A negative test result indicates that high-risk HPV was not detected in the sample by the test. Reassure the woman, and advise her to return for repeat screening after 5 years or 10 years depending on the screening protocol. Inform her about the common symptoms of cervical cancer, and advise her to report to a clinical facility if such symptoms appear.
A positive test result indicates the presence of high-risk HPV in the sample. Most of the tests provide a cut-off value for test positivity. For example, the Hybrid Capture 2 assay has a cut-off value of 1, which is the ratio of relative light units (RLU) in the sample compared with positive controls. A sample with a ratio of 1 or more is considered positive. A sample with a ratio of less than 1 may still have high-risk HPV, but the viral load is too low to be of clinical significance.
Many HPV tests simultaneously provide information on the presence of at least a few selected HPV genotypes (partial genotyping). If the sample is positive for high-risk HPV, such test results will at least indicate whether HPV16 or HPV18 are present in the sample, because these are the most oncogenic HPV types.
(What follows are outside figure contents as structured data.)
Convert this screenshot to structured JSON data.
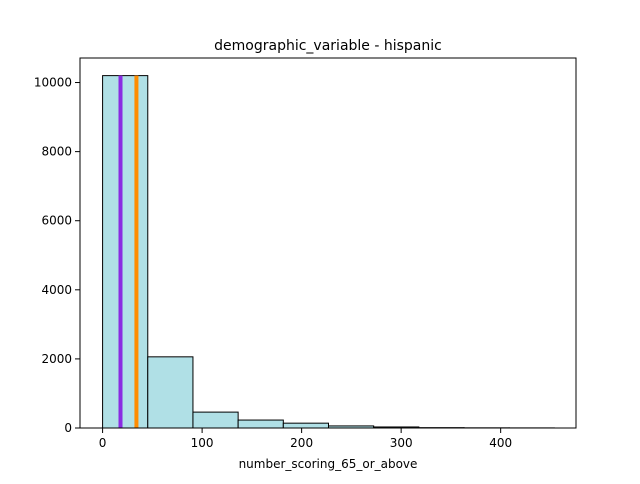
{
  "chart_data": {
    "type": "bar",
    "title": "demographic_variable - hispanic",
    "xlabel": "number_scoring_65_or_above",
    "ylabel": "",
    "xlim": [
      -22.7,
      475.7
    ],
    "ylim": [
      0,
      10710
    ],
    "x_ticks": [
      0,
      100,
      200,
      300,
      400
    ],
    "y_ticks": [
      0,
      2000,
      4000,
      6000,
      8000,
      10000
    ],
    "bin_edges": [
      0,
      45.4,
      90.8,
      136.2,
      181.6,
      227.0,
      272.4,
      317.8,
      363.2,
      408.6,
      454.0
    ],
    "counts": [
      10200,
      2060,
      460,
      230,
      140,
      60,
      30,
      10,
      5,
      3
    ],
    "bar_color": "#b0e0e6",
    "bar_edge_color": "#000000",
    "vertical_lines": [
      {
        "x": 18,
        "color": "#8a2be2"
      },
      {
        "x": 34,
        "color": "#ff8c00"
      }
    ],
    "grid": false
  }
}
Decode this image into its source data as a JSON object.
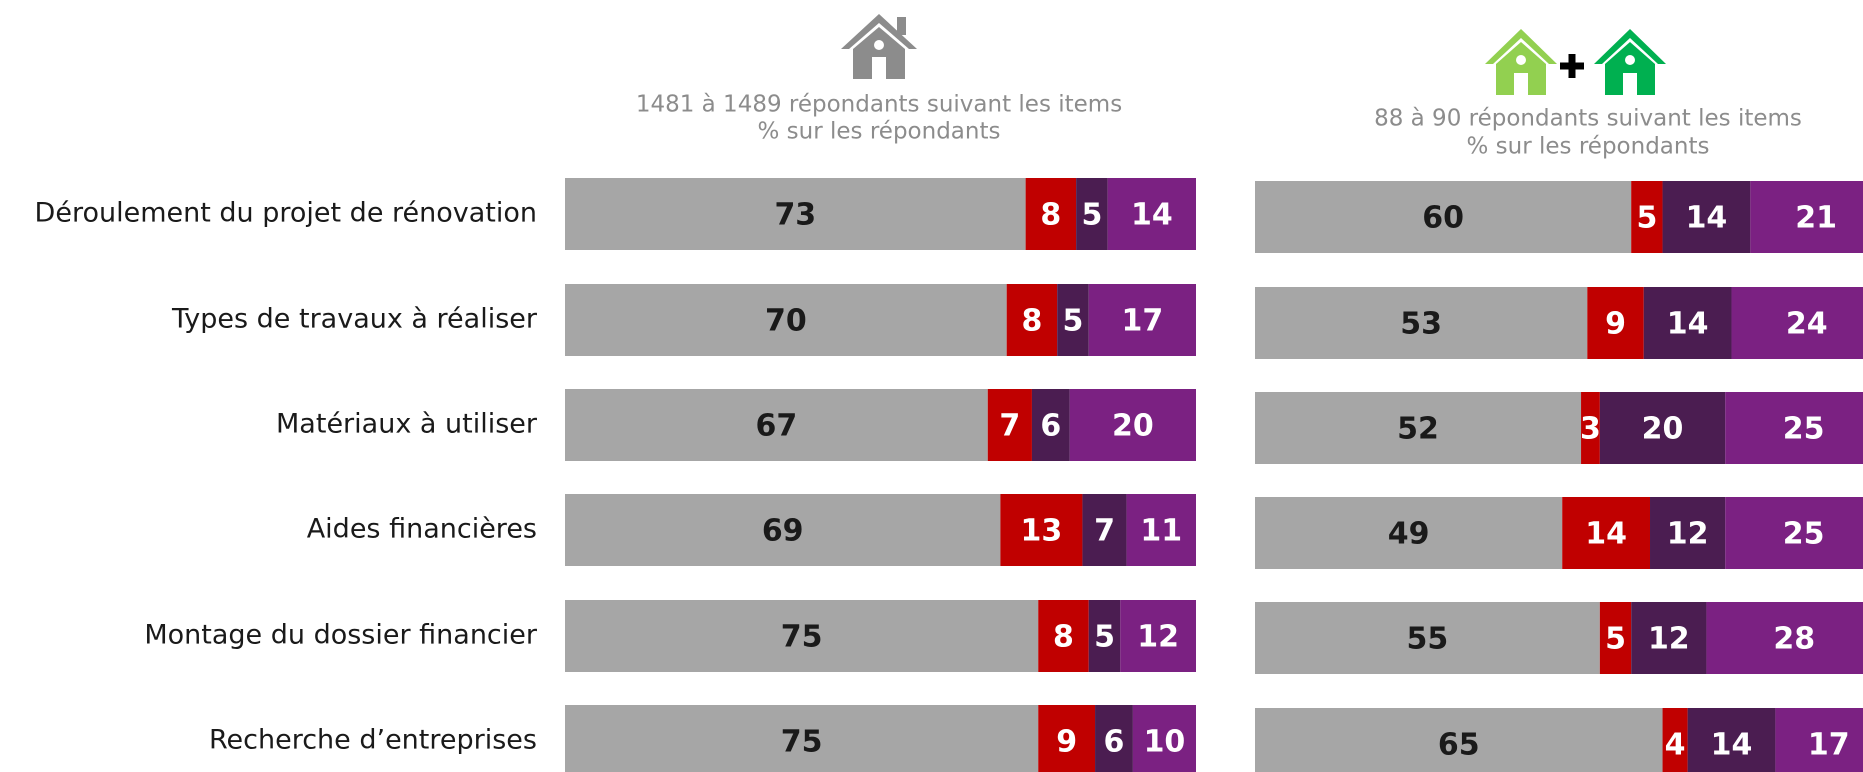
{
  "chart_data": [
    {
      "type": "bar",
      "orientation": "horizontal",
      "stacked": true,
      "subtitle": [
        "1481 à 1489 répondants suivant les items",
        "% sur les répondants"
      ],
      "categories": [
        "Déroulement du projet de rénovation",
        "Types de travaux à réaliser",
        "Matériaux à utiliser",
        "Aides financières",
        "Montage du dossier financier",
        "Recherche d’entreprises"
      ],
      "xlim": [
        0,
        100
      ],
      "series": [
        {
          "color": "#a6a6a6",
          "label_color": "#1a1a1a",
          "values": [
            73,
            70,
            67,
            69,
            75,
            75
          ]
        },
        {
          "color": "#c00000",
          "label_color": "#ffffff",
          "values": [
            8,
            8,
            7,
            13,
            8,
            9
          ]
        },
        {
          "color": "#4b1d51",
          "label_color": "#ffffff",
          "values": [
            5,
            5,
            6,
            7,
            5,
            6
          ]
        },
        {
          "color": "#7b2182",
          "label_color": "#ffffff",
          "values": [
            14,
            17,
            20,
            11,
            12,
            10
          ]
        }
      ]
    },
    {
      "type": "bar",
      "orientation": "horizontal",
      "stacked": true,
      "subtitle": [
        "88 à 90 répondants suivant les items",
        "% sur les répondants"
      ],
      "xlim": [
        0,
        100
      ],
      "series": [
        {
          "color": "#a6a6a6",
          "label_color": "#1a1a1a",
          "values": [
            60,
            53,
            52,
            49,
            55,
            65
          ]
        },
        {
          "color": "#c00000",
          "label_color": "#ffffff",
          "values": [
            5,
            9,
            3,
            14,
            5,
            4
          ]
        },
        {
          "color": "#4b1d51",
          "label_color": "#ffffff",
          "values": [
            14,
            14,
            20,
            12,
            12,
            14
          ]
        },
        {
          "color": "#7b2182",
          "label_color": "#ffffff",
          "values": [
            21,
            24,
            25,
            25,
            28,
            17
          ]
        }
      ]
    }
  ]
}
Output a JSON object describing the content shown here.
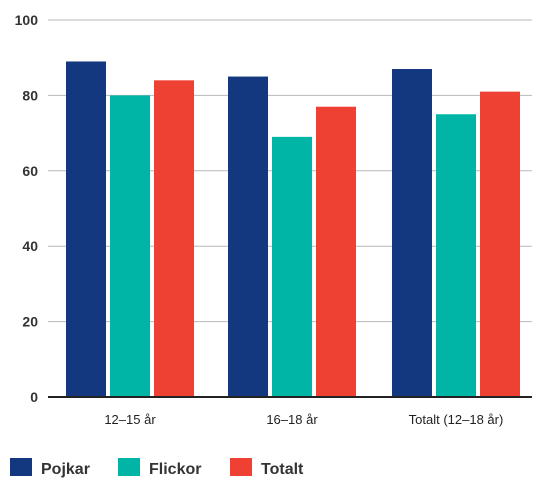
{
  "chart_data": {
    "type": "bar",
    "categories": [
      "12–15 år",
      "16–18 år",
      "Totalt (12–18 år)"
    ],
    "series": [
      {
        "name": "Pojkar",
        "values": [
          89,
          85,
          87
        ],
        "color": "#14387f"
      },
      {
        "name": "Flickor",
        "values": [
          80,
          69,
          75
        ],
        "color": "#00b5a5"
      },
      {
        "name": "Totalt",
        "values": [
          84,
          77,
          81
        ],
        "color": "#ee4033"
      }
    ],
    "yticks": [
      "0",
      "20",
      "40",
      "60",
      "80",
      "100"
    ],
    "ylim": [
      0,
      100
    ],
    "grid": true,
    "legend_position": "bottom-left"
  }
}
Some of the tests may provide information on the presence of additional HPV types (e.g. HPV45).
The next section describes further management of women with a positive HPV test result.
An invalid test result usually means that the sample did not have adequate material or that the assay was not satisfactory. The woman needs to be recalled for repeat sample collection. If an invalid test result is obtained after self-collection of a sample, a provider should collect the next sample.